2 teaspoons vegetable oil
1 small onion, chopped
2 medium zucchinis, thinly sliced
1 jar (16 ounces) salsa
1 cup corn, fresh or frozen and thawed
1 tablespoon chili powder
1 can (8 ounces) tomato sauce
6 oven-ready (no boil) lasagna noodles
1 can fat-free refried beans
8 ounces shredded cheese (monterey or cheddar)

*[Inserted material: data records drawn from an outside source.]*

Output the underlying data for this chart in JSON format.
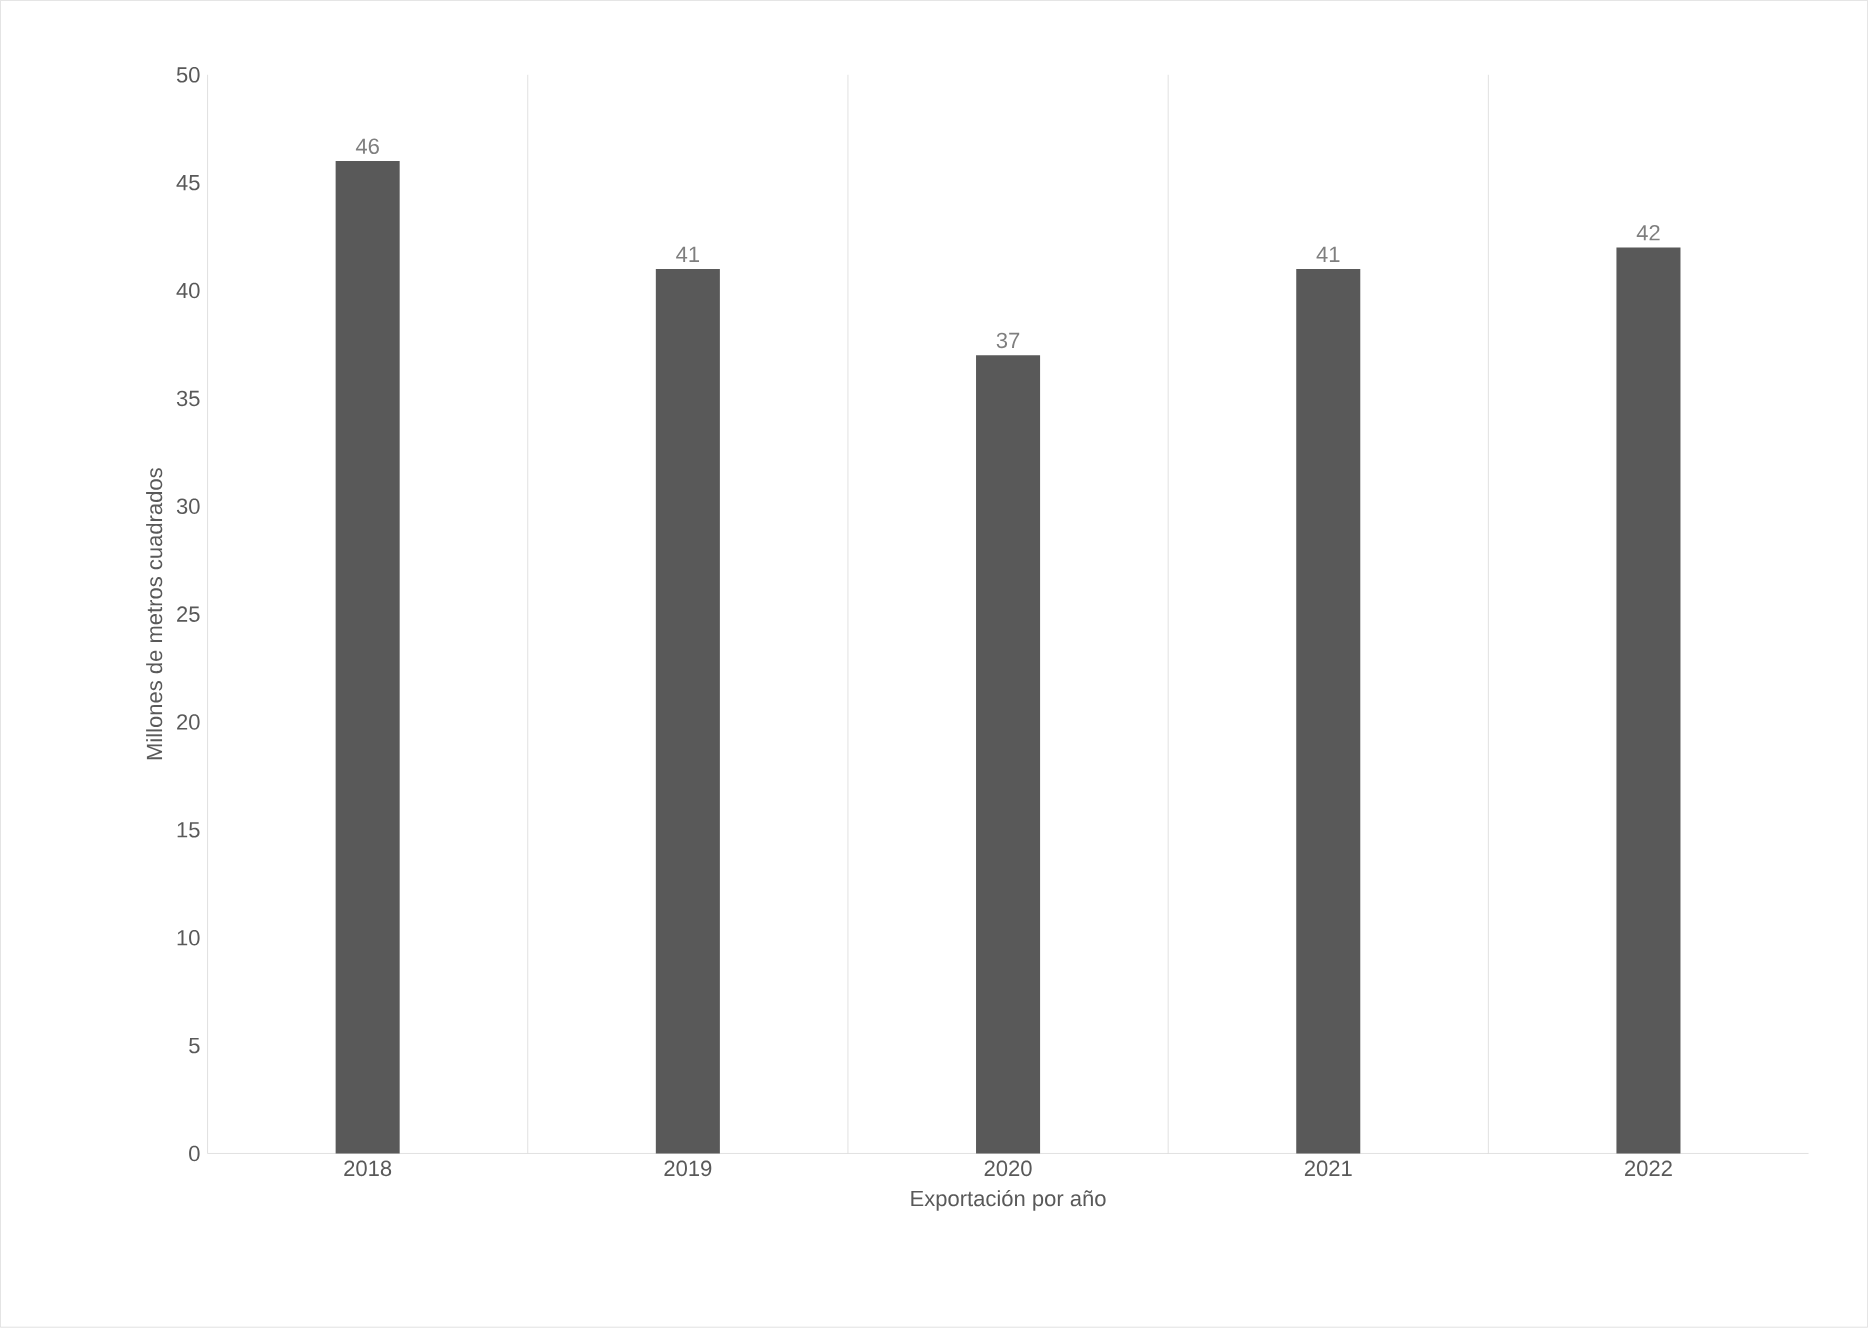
{
  "chart_data": {
    "type": "bar",
    "xlabel": "Exportación por año",
    "ylabel": "Millones de metros cuadrados",
    "categories": [
      "2018",
      "2019",
      "2020",
      "2021",
      "2022"
    ],
    "values": [
      46,
      41,
      37,
      41,
      42
    ],
    "color": "#595959",
    "ylim": [
      0,
      50
    ],
    "yticks": [
      0,
      5,
      10,
      15,
      20,
      25,
      30,
      35,
      40,
      45,
      50
    ],
    "grid": "x",
    "data_labels": true
  }
}
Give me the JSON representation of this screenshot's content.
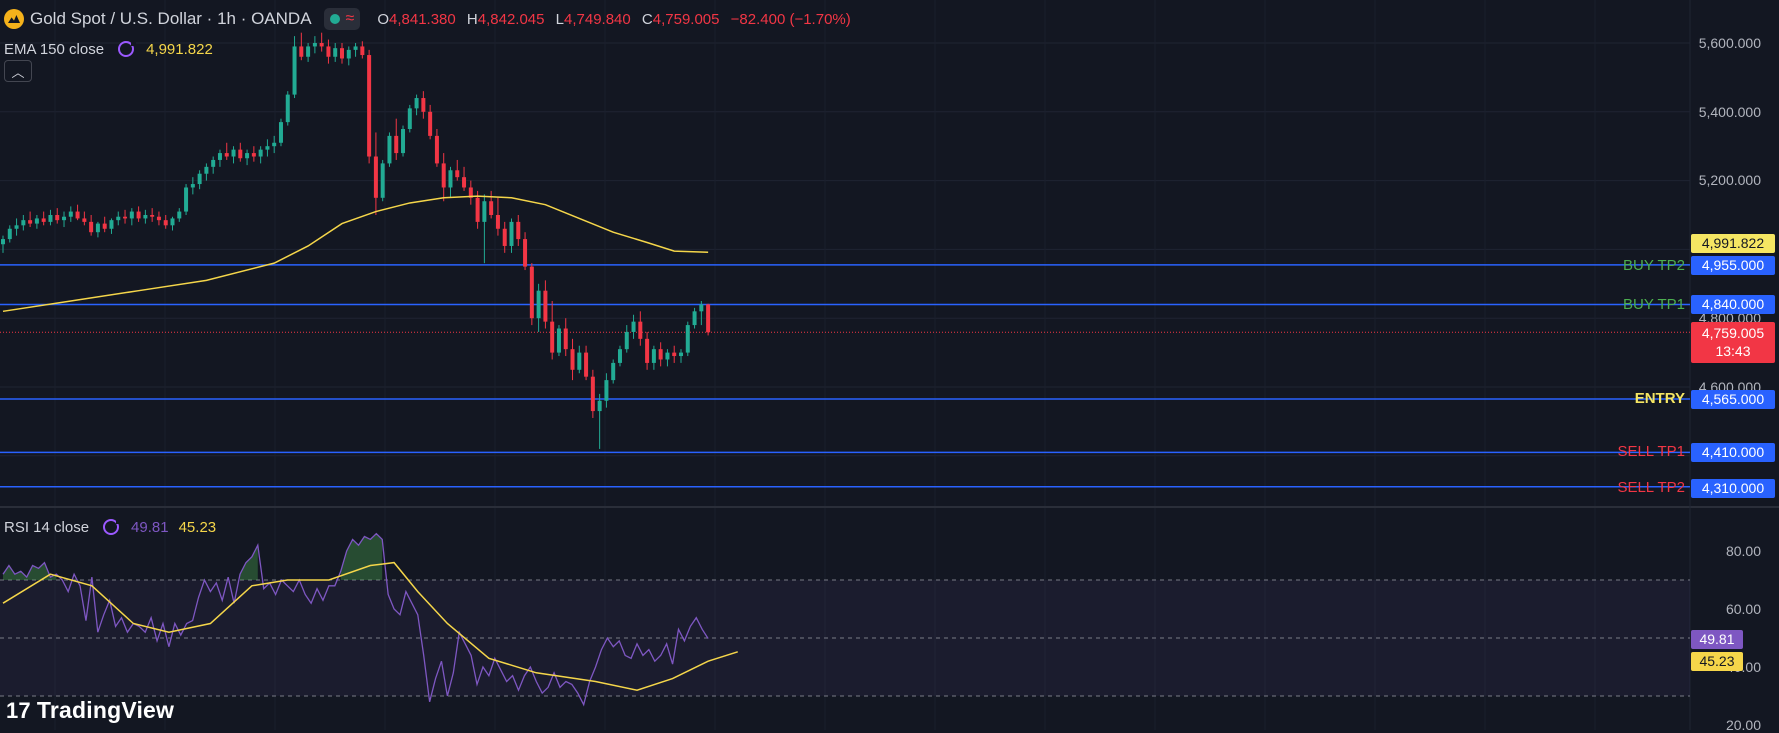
{
  "header": {
    "symbol": "Gold Spot / U.S. Dollar · 1h · OANDA",
    "open_label": "O",
    "open": "4,841.380",
    "high_label": "H",
    "high": "4,842.045",
    "low_label": "L",
    "low": "4,749.840",
    "close_label": "C",
    "close": "4,759.005",
    "change": "−82.400 (−1.70%)"
  },
  "ema": {
    "label": "EMA 150 close",
    "value": "4,991.822"
  },
  "rsi": {
    "label": "RSI 14 close",
    "value": "49.81",
    "ma_value": "45.23"
  },
  "branding": {
    "logo_text": "TradingView"
  },
  "price_axis": {
    "ticks": [
      "5,600.000",
      "5,400.000",
      "5,200.000",
      "4,800.000",
      "4,600.000"
    ]
  },
  "rsi_axis": {
    "ticks": [
      "80.00",
      "60.00",
      "40.00",
      "20.00"
    ]
  },
  "levels": [
    {
      "name": "BUY TP2",
      "price_label": "4,955.000",
      "price": 4955,
      "color": "#4caf50"
    },
    {
      "name": "BUY TP1",
      "price_label": "4,840.000",
      "price": 4840,
      "color": "#4caf50"
    },
    {
      "name": "ENTRY",
      "price_label": "4,565.000",
      "price": 4565,
      "color": "#f5e663"
    },
    {
      "name": "SELL TP1",
      "price_label": "4,410.000",
      "price": 4410,
      "color": "#f23645"
    },
    {
      "name": "SELL TP2",
      "price_label": "4,310.000",
      "price": 4310,
      "color": "#f23645"
    }
  ],
  "last_price": {
    "value": "4,759.005",
    "countdown": "13:43"
  },
  "colors": {
    "up": "#22ab94",
    "down": "#f23645",
    "ema": "#f5d64a",
    "rsi": "#7e57c2",
    "rsi_ma": "#f5d64a",
    "level_line": "#2962ff",
    "background": "#131722"
  },
  "chart_data": {
    "type": "candlestick",
    "price_range": [
      4300,
      5650
    ],
    "candles": [
      [
        5015,
        5040,
        4990,
        5030
      ],
      [
        5030,
        5070,
        5020,
        5060
      ],
      [
        5060,
        5090,
        5040,
        5070
      ],
      [
        5070,
        5100,
        5055,
        5085
      ],
      [
        5085,
        5110,
        5065,
        5075
      ],
      [
        5075,
        5100,
        5060,
        5090
      ],
      [
        5090,
        5110,
        5070,
        5080
      ],
      [
        5080,
        5115,
        5070,
        5100
      ],
      [
        5100,
        5120,
        5075,
        5085
      ],
      [
        5085,
        5110,
        5065,
        5095
      ],
      [
        5095,
        5125,
        5080,
        5110
      ],
      [
        5110,
        5130,
        5085,
        5090
      ],
      [
        5090,
        5110,
        5070,
        5080
      ],
      [
        5080,
        5100,
        5040,
        5050
      ],
      [
        5050,
        5080,
        5035,
        5075
      ],
      [
        5075,
        5095,
        5050,
        5060
      ],
      [
        5060,
        5090,
        5045,
        5085
      ],
      [
        5085,
        5110,
        5070,
        5095
      ],
      [
        5095,
        5115,
        5075,
        5090
      ],
      [
        5090,
        5120,
        5070,
        5110
      ],
      [
        5110,
        5125,
        5080,
        5090
      ],
      [
        5090,
        5115,
        5075,
        5100
      ],
      [
        5100,
        5120,
        5080,
        5095
      ],
      [
        5095,
        5110,
        5070,
        5085
      ],
      [
        5085,
        5100,
        5060,
        5070
      ],
      [
        5070,
        5095,
        5055,
        5090
      ],
      [
        5090,
        5120,
        5080,
        5110
      ],
      [
        5110,
        5190,
        5100,
        5180
      ],
      [
        5180,
        5210,
        5160,
        5190
      ],
      [
        5190,
        5230,
        5175,
        5220
      ],
      [
        5220,
        5250,
        5200,
        5240
      ],
      [
        5240,
        5270,
        5220,
        5260
      ],
      [
        5260,
        5290,
        5240,
        5280
      ],
      [
        5280,
        5310,
        5260,
        5270
      ],
      [
        5270,
        5300,
        5250,
        5290
      ],
      [
        5290,
        5310,
        5255,
        5265
      ],
      [
        5265,
        5290,
        5245,
        5280
      ],
      [
        5280,
        5300,
        5255,
        5270
      ],
      [
        5270,
        5300,
        5250,
        5290
      ],
      [
        5290,
        5320,
        5270,
        5300
      ],
      [
        5300,
        5330,
        5280,
        5310
      ],
      [
        5310,
        5380,
        5300,
        5370
      ],
      [
        5370,
        5460,
        5360,
        5450
      ],
      [
        5450,
        5620,
        5440,
        5590
      ],
      [
        5590,
        5630,
        5550,
        5560
      ],
      [
        5560,
        5600,
        5545,
        5590
      ],
      [
        5590,
        5620,
        5570,
        5600
      ],
      [
        5600,
        5630,
        5575,
        5590
      ],
      [
        5590,
        5610,
        5540,
        5560
      ],
      [
        5560,
        5600,
        5545,
        5585
      ],
      [
        5585,
        5600,
        5540,
        5555
      ],
      [
        5555,
        5590,
        5535,
        5580
      ],
      [
        5580,
        5600,
        5560,
        5590
      ],
      [
        5590,
        5605,
        5555,
        5565
      ],
      [
        5565,
        5580,
        5250,
        5270
      ],
      [
        5270,
        5340,
        5100,
        5150
      ],
      [
        5150,
        5260,
        5140,
        5250
      ],
      [
        5250,
        5340,
        5240,
        5330
      ],
      [
        5330,
        5380,
        5260,
        5280
      ],
      [
        5280,
        5360,
        5270,
        5350
      ],
      [
        5350,
        5420,
        5340,
        5410
      ],
      [
        5410,
        5450,
        5390,
        5440
      ],
      [
        5440,
        5460,
        5380,
        5400
      ],
      [
        5400,
        5420,
        5320,
        5330
      ],
      [
        5330,
        5350,
        5240,
        5250
      ],
      [
        5250,
        5280,
        5140,
        5180
      ],
      [
        5180,
        5240,
        5150,
        5230
      ],
      [
        5230,
        5260,
        5200,
        5210
      ],
      [
        5210,
        5240,
        5170,
        5180
      ],
      [
        5180,
        5200,
        5130,
        5150
      ],
      [
        5150,
        5170,
        5060,
        5080
      ],
      [
        5080,
        5160,
        4960,
        5140
      ],
      [
        5140,
        5170,
        5090,
        5100
      ],
      [
        5100,
        5150,
        5040,
        5060
      ],
      [
        5060,
        5080,
        4990,
        5010
      ],
      [
        5010,
        5090,
        4990,
        5080
      ],
      [
        5080,
        5100,
        5010,
        5030
      ],
      [
        5030,
        5050,
        4940,
        4950
      ],
      [
        4950,
        4960,
        4780,
        4800
      ],
      [
        4800,
        4900,
        4760,
        4880
      ],
      [
        4880,
        4910,
        4770,
        4790
      ],
      [
        4790,
        4850,
        4680,
        4700
      ],
      [
        4700,
        4780,
        4690,
        4770
      ],
      [
        4770,
        4800,
        4690,
        4710
      ],
      [
        4710,
        4740,
        4620,
        4650
      ],
      [
        4650,
        4720,
        4640,
        4700
      ],
      [
        4700,
        4720,
        4620,
        4630
      ],
      [
        4630,
        4650,
        4510,
        4530
      ],
      [
        4530,
        4580,
        4420,
        4560
      ],
      [
        4560,
        4640,
        4540,
        4620
      ],
      [
        4620,
        4680,
        4610,
        4670
      ],
      [
        4670,
        4720,
        4660,
        4710
      ],
      [
        4710,
        4780,
        4700,
        4760
      ],
      [
        4760,
        4810,
        4740,
        4790
      ],
      [
        4790,
        4820,
        4720,
        4740
      ],
      [
        4740,
        4760,
        4650,
        4670
      ],
      [
        4670,
        4720,
        4650,
        4710
      ],
      [
        4710,
        4730,
        4660,
        4680
      ],
      [
        4680,
        4710,
        4660,
        4700
      ],
      [
        4700,
        4720,
        4670,
        4690
      ],
      [
        4690,
        4710,
        4670,
        4700
      ],
      [
        4700,
        4790,
        4690,
        4780
      ],
      [
        4780,
        4830,
        4770,
        4820
      ],
      [
        4820,
        4850,
        4780,
        4840
      ],
      [
        4840,
        4842,
        4750,
        4759
      ]
    ],
    "ema150": [
      [
        0,
        4820
      ],
      [
        10,
        4850
      ],
      [
        20,
        4880
      ],
      [
        30,
        4910
      ],
      [
        40,
        4960
      ],
      [
        45,
        5010
      ],
      [
        50,
        5075
      ],
      [
        55,
        5110
      ],
      [
        60,
        5135
      ],
      [
        65,
        5150
      ],
      [
        70,
        5155
      ],
      [
        75,
        5150
      ],
      [
        80,
        5130
      ],
      [
        85,
        5090
      ],
      [
        90,
        5050
      ],
      [
        95,
        5020
      ],
      [
        99,
        4995
      ],
      [
        104,
        4991.822
      ]
    ],
    "rsi": [
      72,
      75,
      72,
      73,
      71,
      75,
      74,
      76,
      71,
      72,
      70,
      66,
      72,
      68,
      56,
      71,
      52,
      58,
      63,
      54,
      57,
      52,
      55,
      54,
      52,
      57,
      49,
      55,
      47,
      55,
      51,
      55,
      56,
      64,
      70,
      66,
      69,
      63,
      71,
      62,
      72,
      76,
      78,
      82,
      67,
      69,
      65,
      70,
      68,
      66,
      70,
      65,
      62,
      67,
      63,
      68,
      68,
      73,
      80,
      84,
      82,
      85,
      84,
      86,
      84,
      65,
      60,
      58,
      66,
      62,
      58,
      44,
      28,
      36,
      42,
      30,
      38,
      52,
      48,
      44,
      34,
      40,
      37,
      43,
      39,
      35,
      37,
      32,
      37,
      40,
      35,
      31,
      33,
      38,
      33,
      35,
      34,
      31,
      27,
      35,
      40,
      46,
      50,
      47,
      49,
      44,
      43,
      48,
      44,
      46,
      42,
      44,
      48,
      41,
      53,
      49,
      54,
      57,
      53,
      49.81
    ],
    "rsi_ma": [
      [
        0,
        62
      ],
      [
        8,
        72
      ],
      [
        15,
        68
      ],
      [
        22,
        55
      ],
      [
        28,
        52
      ],
      [
        35,
        55
      ],
      [
        42,
        68
      ],
      [
        48,
        70
      ],
      [
        55,
        70
      ],
      [
        62,
        75
      ],
      [
        66,
        76
      ],
      [
        70,
        66
      ],
      [
        75,
        55
      ],
      [
        82,
        43
      ],
      [
        90,
        38
      ],
      [
        100,
        35
      ],
      [
        107,
        32
      ],
      [
        113,
        36
      ],
      [
        119,
        42
      ],
      [
        124,
        45.23
      ]
    ],
    "rsi_range": [
      15,
      92
    ],
    "rsi_bands": [
      30,
      50,
      70
    ]
  }
}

1/2 cup packed fresh cilantro leaves

Instructions

Preheat oven to 400 degrees. Spray shallow 2-quart baking dish with non-stick cooking spray. In 12-inch skillet over medium heat, add vegetable oil and cook onion until soft. Stir in zucchini, salsa, corn and chili powder. Cook 3 minutes until zucchini is crisp tender. On bottom of prepared baking dish spread half the tomato sauce, top with half of the beans, then half of the vegetables. Arrange 2 lasagna noodles over this in single layer. Top with cheese. Repeat with remaining sauce, beans, vegetables and noodles. Top with remaining cheese. Cover tightly with foil and bake 30 minutes. Remove foil and bake another 15 to 20 minutes. Remove from oven, let stand five minutes. Top with cilantro.